IRS Records for Charitable Deductions

In IR-2015-48, the IRS outlined the required records for substantiating charitable deductions. The basic requirement is that gifts are made to a qualified charity. The Select Check online tool at shows qualified nonprofits. Even though they are not on the IRS web site, gifts to churches, synagogues, temples, mosques and government agencies are also deductible.

Most documentation must be in your possession before filing your tax return. You must itemize deductions on Schedule A of Form 1040 to claim these charitable deductions.

1. Gifts Over $250 – To claim a charitable contribution deduction, donors must get a written acknowledgement from the charity for all contributions of $250 or more. If you give property, the acknowledgement must include a general description of the property.

2. Property Gifts over $500 – A noncash gift with a value greater than $500 requires you to file IRS Form 8283. If the noncash gift has a value greater than $5,000 ($10,000 for family business stock), then an appraisal by a qualified appraiser is required.

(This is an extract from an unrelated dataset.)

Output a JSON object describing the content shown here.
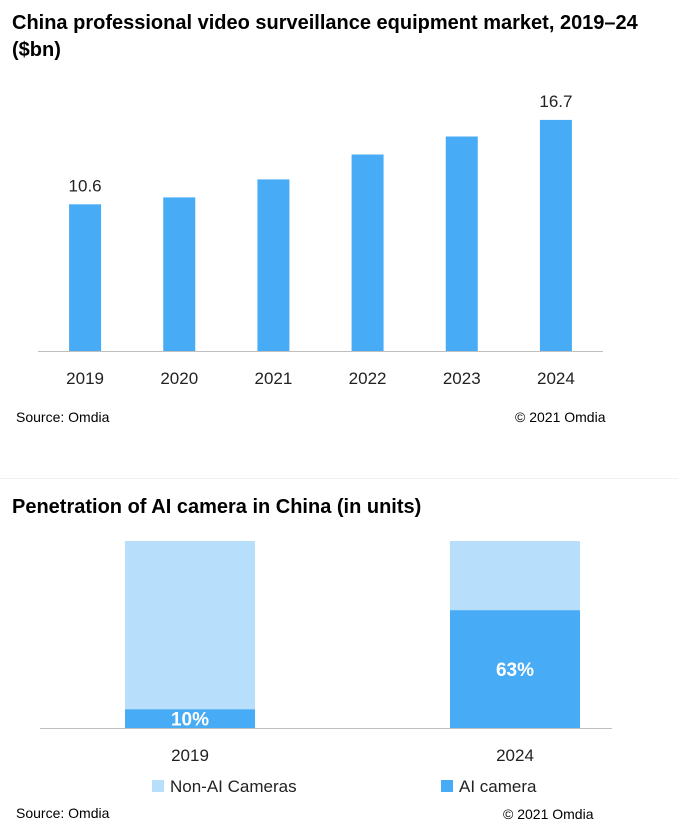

3. Vehicle Donations – A deduction over $500 for a car, boat or airplane donation is usually limited to the gross sale proceeds. Your charity will send you Form 1098-C, which you should submit with your tax return.

4. Clothing and Household Goods – Gifts of furniture, furnishings, electronics, appliances and linens generally must be in good used condition or better to be tax-deductible. An exception is available for gifts of clothing or household items over $500 if you obtain a qualified appraisal.

5. Cash – You must have a bank record or a written receipt from the charity in order to deduct any donation of cash. The record must show the name of the charity and the date and amount of the contribution. Bank records include canceled checks, and bank, credit union and credit card statements with the name of the charity, the date, and the amount paid.

6. Credit Card Gifts – The statements should show the name of the charity, the date and the transaction posting date. For payroll deductions, you should retain a pay stub or Form W-2 wage statement from your employer showing the gift amount, along with your charitable pledge card.

7. Year-end Gifts – Contributions are deductible in the year when made. Valid checks sent by U.S. Mail by December 31 are deductible. Gifts charged to a credit card before the end of 2014 count for 2014, even if the credit card bill is paid in 2015.

The IRS has a helpful mini-course on these charitable giving rules that may be found on its website ( entitled “Can I Deduct My Charitable Contributions?”